# anyone got a samsung tab2



## martyp1970 (Mar 27, 2012)

I have the above device but this site is the only one I have an issue with.
Namely 4/5 second delay,
Any ideas


----------



## Hoggy (May 8, 2002)

Hi, If you mean the Galaxy Tab 2 10" Tablet, then yes not very good with this website. TapaTalk is the way to go apparently.
Hoggy.


----------



## martyp1970 (Mar 27, 2012)

Hoggy said:


> Hi, If you mean the Galaxy Tab 2 10" Tablet, then yes not very good with this website. TapaTalk is the way to go apparently.
> Hoggy.


Yes the 10" one mate,
Tap talk, is that something that can be downloaded ?


----------



## T3RBO (Dec 9, 2003)

Yes, from the Play Store

https://play.google.com/store/apps/deta ... vity&hl=en


----------



## Jackieb (Nov 10, 2012)

Sorry to jump in but I purchased samsung tab 10" had the same problem so now use google chrome which is much better


----------



## Hoggy (May 8, 2002)

Hi, I use Chrome but same prob.
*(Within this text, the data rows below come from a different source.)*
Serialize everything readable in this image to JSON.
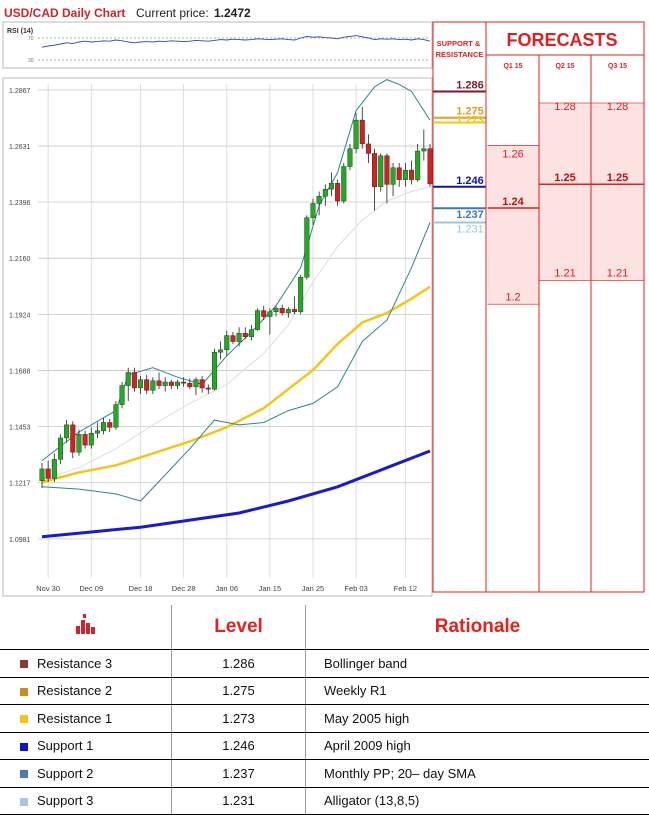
{
  "header": {
    "title": "USD/CAD Daily Chart",
    "price_label": "Current price:",
    "price_value": "1.2472"
  },
  "chart_data": [
    {
      "type": "candlestick",
      "title": "USD/CAD Daily Chart",
      "ylim": [
        1.08,
        1.29
      ],
      "y_ticks": [
        "1.2867",
        "1.2631",
        "1.2396",
        "1.2160",
        "1.1924",
        "1.1688",
        "1.1453",
        "1.1217",
        "1.0981"
      ],
      "x_ticks": [
        "Nov 30",
        "Dec 09",
        "Dec 18",
        "Dec 28",
        "Jan 06",
        "Jan 15",
        "Jan 25",
        "Feb 03",
        "Feb 12"
      ],
      "candles": [
        {
          "o": 1.1225,
          "h": 1.13,
          "l": 1.1195,
          "c": 1.1275
        },
        {
          "o": 1.1275,
          "h": 1.131,
          "l": 1.122,
          "c": 1.1235
        },
        {
          "o": 1.1235,
          "h": 1.134,
          "l": 1.122,
          "c": 1.1315
        },
        {
          "o": 1.1315,
          "h": 1.142,
          "l": 1.1295,
          "c": 1.1405
        },
        {
          "o": 1.1405,
          "h": 1.148,
          "l": 1.1385,
          "c": 1.146
        },
        {
          "o": 1.146,
          "h": 1.1475,
          "l": 1.132,
          "c": 1.1345
        },
        {
          "o": 1.1345,
          "h": 1.144,
          "l": 1.133,
          "c": 1.142
        },
        {
          "o": 1.142,
          "h": 1.1435,
          "l": 1.136,
          "c": 1.1375
        },
        {
          "o": 1.1375,
          "h": 1.145,
          "l": 1.136,
          "c": 1.1425
        },
        {
          "o": 1.1425,
          "h": 1.147,
          "l": 1.1405,
          "c": 1.1435
        },
        {
          "o": 1.1435,
          "h": 1.149,
          "l": 1.142,
          "c": 1.147
        },
        {
          "o": 1.147,
          "h": 1.1485,
          "l": 1.143,
          "c": 1.145
        },
        {
          "o": 1.145,
          "h": 1.156,
          "l": 1.144,
          "c": 1.1545
        },
        {
          "o": 1.1545,
          "h": 1.164,
          "l": 1.153,
          "c": 1.1625
        },
        {
          "o": 1.1625,
          "h": 1.17,
          "l": 1.156,
          "c": 1.168
        },
        {
          "o": 1.168,
          "h": 1.17,
          "l": 1.16,
          "c": 1.1615
        },
        {
          "o": 1.1615,
          "h": 1.1665,
          "l": 1.159,
          "c": 1.165
        },
        {
          "o": 1.165,
          "h": 1.167,
          "l": 1.159,
          "c": 1.1605
        },
        {
          "o": 1.1605,
          "h": 1.166,
          "l": 1.159,
          "c": 1.1645
        },
        {
          "o": 1.1645,
          "h": 1.168,
          "l": 1.161,
          "c": 1.1625
        },
        {
          "o": 1.1625,
          "h": 1.166,
          "l": 1.16,
          "c": 1.164
        },
        {
          "o": 1.164,
          "h": 1.165,
          "l": 1.161,
          "c": 1.1625
        },
        {
          "o": 1.1625,
          "h": 1.165,
          "l": 1.161,
          "c": 1.164
        },
        {
          "o": 1.164,
          "h": 1.166,
          "l": 1.162,
          "c": 1.1635
        },
        {
          "o": 1.1635,
          "h": 1.1655,
          "l": 1.161,
          "c": 1.162
        },
        {
          "o": 1.162,
          "h": 1.166,
          "l": 1.1585,
          "c": 1.165
        },
        {
          "o": 1.165,
          "h": 1.1665,
          "l": 1.1595,
          "c": 1.1615
        },
        {
          "o": 1.1615,
          "h": 1.163,
          "l": 1.159,
          "c": 1.161
        },
        {
          "o": 1.161,
          "h": 1.178,
          "l": 1.1605,
          "c": 1.1765
        },
        {
          "o": 1.1765,
          "h": 1.181,
          "l": 1.1735,
          "c": 1.1775
        },
        {
          "o": 1.1775,
          "h": 1.1855,
          "l": 1.175,
          "c": 1.1835
        },
        {
          "o": 1.1835,
          "h": 1.185,
          "l": 1.18,
          "c": 1.181
        },
        {
          "o": 1.181,
          "h": 1.187,
          "l": 1.179,
          "c": 1.1845
        },
        {
          "o": 1.1845,
          "h": 1.187,
          "l": 1.182,
          "c": 1.183
        },
        {
          "o": 1.183,
          "h": 1.188,
          "l": 1.1815,
          "c": 1.186
        },
        {
          "o": 1.186,
          "h": 1.195,
          "l": 1.1855,
          "c": 1.194
        },
        {
          "o": 1.194,
          "h": 1.196,
          "l": 1.19,
          "c": 1.1915
        },
        {
          "o": 1.1915,
          "h": 1.195,
          "l": 1.184,
          "c": 1.1935
        },
        {
          "o": 1.1935,
          "h": 1.196,
          "l": 1.1915,
          "c": 1.195
        },
        {
          "o": 1.195,
          "h": 1.1965,
          "l": 1.192,
          "c": 1.193
        },
        {
          "o": 1.193,
          "h": 1.1955,
          "l": 1.191,
          "c": 1.1945
        },
        {
          "o": 1.1945,
          "h": 1.2,
          "l": 1.1925,
          "c": 1.1935
        },
        {
          "o": 1.1935,
          "h": 1.209,
          "l": 1.1925,
          "c": 1.208
        },
        {
          "o": 1.208,
          "h": 1.234,
          "l": 1.207,
          "c": 1.233
        },
        {
          "o": 1.233,
          "h": 1.241,
          "l": 1.23,
          "c": 1.239
        },
        {
          "o": 1.239,
          "h": 1.244,
          "l": 1.234,
          "c": 1.242
        },
        {
          "o": 1.242,
          "h": 1.247,
          "l": 1.238,
          "c": 1.245
        },
        {
          "o": 1.245,
          "h": 1.252,
          "l": 1.242,
          "c": 1.2475
        },
        {
          "o": 1.2475,
          "h": 1.249,
          "l": 1.238,
          "c": 1.24
        },
        {
          "o": 1.24,
          "h": 1.256,
          "l": 1.239,
          "c": 1.2545
        },
        {
          "o": 1.2545,
          "h": 1.264,
          "l": 1.253,
          "c": 1.262
        },
        {
          "o": 1.262,
          "h": 1.277,
          "l": 1.26,
          "c": 1.274
        },
        {
          "o": 1.274,
          "h": 1.2795,
          "l": 1.262,
          "c": 1.264
        },
        {
          "o": 1.264,
          "h": 1.268,
          "l": 1.256,
          "c": 1.26
        },
        {
          "o": 1.26,
          "h": 1.262,
          "l": 1.236,
          "c": 1.246
        },
        {
          "o": 1.246,
          "h": 1.26,
          "l": 1.244,
          "c": 1.259
        },
        {
          "o": 1.259,
          "h": 1.26,
          "l": 1.239,
          "c": 1.247
        },
        {
          "o": 1.247,
          "h": 1.256,
          "l": 1.242,
          "c": 1.254
        },
        {
          "o": 1.254,
          "h": 1.256,
          "l": 1.246,
          "c": 1.249
        },
        {
          "o": 1.249,
          "h": 1.256,
          "l": 1.246,
          "c": 1.253
        },
        {
          "o": 1.253,
          "h": 1.257,
          "l": 1.247,
          "c": 1.249
        },
        {
          "o": 1.249,
          "h": 1.264,
          "l": 1.248,
          "c": 1.261
        },
        {
          "o": 1.261,
          "h": 1.27,
          "l": 1.257,
          "c": 1.262
        },
        {
          "o": 1.262,
          "h": 1.264,
          "l": 1.246,
          "c": 1.2472
        }
      ],
      "bollinger_upper": [
        [
          0,
          1.131
        ],
        [
          6,
          1.143
        ],
        [
          12,
          1.152
        ],
        [
          14,
          1.167
        ],
        [
          18,
          1.17
        ],
        [
          22,
          1.166
        ],
        [
          26,
          1.163
        ],
        [
          30,
          1.175
        ],
        [
          34,
          1.185
        ],
        [
          38,
          1.196
        ],
        [
          42,
          1.212
        ],
        [
          45,
          1.238
        ],
        [
          48,
          1.252
        ],
        [
          51,
          1.278
        ],
        [
          54,
          1.288
        ],
        [
          56,
          1.291
        ],
        [
          58,
          1.289
        ],
        [
          60,
          1.286
        ],
        [
          63,
          1.274
        ]
      ],
      "bollinger_middle": [
        [
          0,
          1.123
        ],
        [
          6,
          1.128
        ],
        [
          12,
          1.136
        ],
        [
          18,
          1.146
        ],
        [
          24,
          1.155
        ],
        [
          30,
          1.163
        ],
        [
          36,
          1.176
        ],
        [
          40,
          1.188
        ],
        [
          44,
          1.206
        ],
        [
          48,
          1.221
        ],
        [
          52,
          1.232
        ],
        [
          56,
          1.24
        ],
        [
          60,
          1.244
        ],
        [
          63,
          1.246
        ]
      ],
      "bollinger_lower": [
        [
          0,
          1.12
        ],
        [
          6,
          1.119
        ],
        [
          12,
          1.117
        ],
        [
          16,
          1.114
        ],
        [
          20,
          1.125
        ],
        [
          24,
          1.136
        ],
        [
          28,
          1.148
        ],
        [
          32,
          1.146
        ],
        [
          36,
          1.147
        ],
        [
          40,
          1.152
        ],
        [
          44,
          1.155
        ],
        [
          48,
          1.162
        ],
        [
          52,
          1.181
        ],
        [
          56,
          1.19
        ],
        [
          60,
          1.212
        ],
        [
          63,
          1.231
        ]
      ],
      "sma_yellow": [
        [
          0,
          1.122
        ],
        [
          6,
          1.126
        ],
        [
          12,
          1.129
        ],
        [
          18,
          1.134
        ],
        [
          24,
          1.139
        ],
        [
          30,
          1.145
        ],
        [
          36,
          1.153
        ],
        [
          40,
          1.161
        ],
        [
          44,
          1.169
        ],
        [
          48,
          1.18
        ],
        [
          52,
          1.189
        ],
        [
          56,
          1.193
        ],
        [
          60,
          1.199
        ],
        [
          63,
          1.204
        ]
      ],
      "sma_blue": [
        [
          0,
          1.099
        ],
        [
          8,
          1.101
        ],
        [
          16,
          1.103
        ],
        [
          24,
          1.106
        ],
        [
          32,
          1.109
        ],
        [
          40,
          1.114
        ],
        [
          48,
          1.12
        ],
        [
          56,
          1.128
        ],
        [
          63,
          1.135
        ]
      ],
      "rsi": {
        "label": "RSI (14)",
        "levels": [
          "70",
          "30"
        ],
        "values": [
          47,
          50,
          52,
          55,
          58,
          56,
          60,
          62,
          60,
          61,
          63,
          62,
          65,
          63,
          60,
          58,
          60,
          61,
          60,
          62,
          61,
          63,
          62,
          61,
          62,
          64,
          63,
          62,
          64,
          66,
          65,
          67,
          66,
          65,
          66,
          68,
          67,
          66,
          67,
          68,
          66,
          65,
          70,
          74,
          72,
          73,
          71,
          70,
          68,
          72,
          74,
          76,
          73,
          70,
          66,
          68,
          67,
          68,
          66,
          67,
          65,
          68,
          66,
          62
        ]
      }
    },
    {
      "type": "table",
      "support_resistance_label": "SUPPORT & RESISTANCE",
      "levels": [
        {
          "label": "1.286",
          "value": 1.286,
          "color": "#7b1a2a"
        },
        {
          "label": "1.275",
          "value": 1.275,
          "color": "#e0a020"
        },
        {
          "label": "1.273",
          "value": 1.273,
          "color": "#f5c518"
        },
        {
          "label": "1.246",
          "value": 1.246,
          "color": "#1010c0"
        },
        {
          "label": "1.237",
          "value": 1.237,
          "color": "#3a7db0"
        },
        {
          "label": "1.231",
          "value": 1.231,
          "color": "#9ec8da"
        }
      ],
      "title": "FORECASTS",
      "columns": [
        {
          "name": "Q1 15",
          "values": [
            {
              "label": "1.26",
              "value": 1.26
            },
            {
              "label": "1.24",
              "value": 1.24
            },
            {
              "label": "1.2",
              "value": 1.2
            }
          ]
        },
        {
          "name": "Q2 15",
          "values": [
            {
              "label": "1.28",
              "value": 1.28
            },
            {
              "label": "1.25",
              "value": 1.25
            },
            {
              "label": "1.21",
              "value": 1.21
            }
          ]
        },
        {
          "name": "Q3 15",
          "values": [
            {
              "label": "1.28",
              "value": 1.28
            },
            {
              "label": "1.25",
              "value": 1.25
            },
            {
              "label": "1.21",
              "value": 1.21
            }
          ]
        }
      ]
    }
  ],
  "levels_table": {
    "header_level": "Level",
    "header_rationale": "Rationale",
    "icon": "bar-chart-icon",
    "rows": [
      {
        "name": "Resistance 3",
        "level": "1.286",
        "rationale": "Bollinger band",
        "color": "#8b3a3a"
      },
      {
        "name": "Resistance 2",
        "level": "1.275",
        "rationale": "Weekly R1",
        "color": "#c8901a"
      },
      {
        "name": "Resistance 1",
        "level": "1.273",
        "rationale": "May 2005 high",
        "color": "#f5c518"
      },
      {
        "name": "Support 1",
        "level": "1.246",
        "rationale": "April 2009 high",
        "color": "#1010d0"
      },
      {
        "name": "Support 2",
        "level": "1.237",
        "rationale": "Monthly PP; 20– day SMA",
        "color": "#4a7ab8"
      },
      {
        "name": "Support 3",
        "level": "1.231",
        "rationale": "Alligator (13,8,5)",
        "color": "#aec4e0"
      }
    ]
  }
}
Download TapaTalk from Play store, all fine then, but still prefer to use the LapTop.
Hoggy.


----------



## binary01 (Feb 26, 2013)

I use tapatalk HD for tablets, gives you a bit more space.

Sent from my Nexus 7 using Tapatalk HD


----------



## John-H (Jul 13, 2005)

Is that with the stock browser then? Have you tried Dolphin HD? I find that's very good.


----------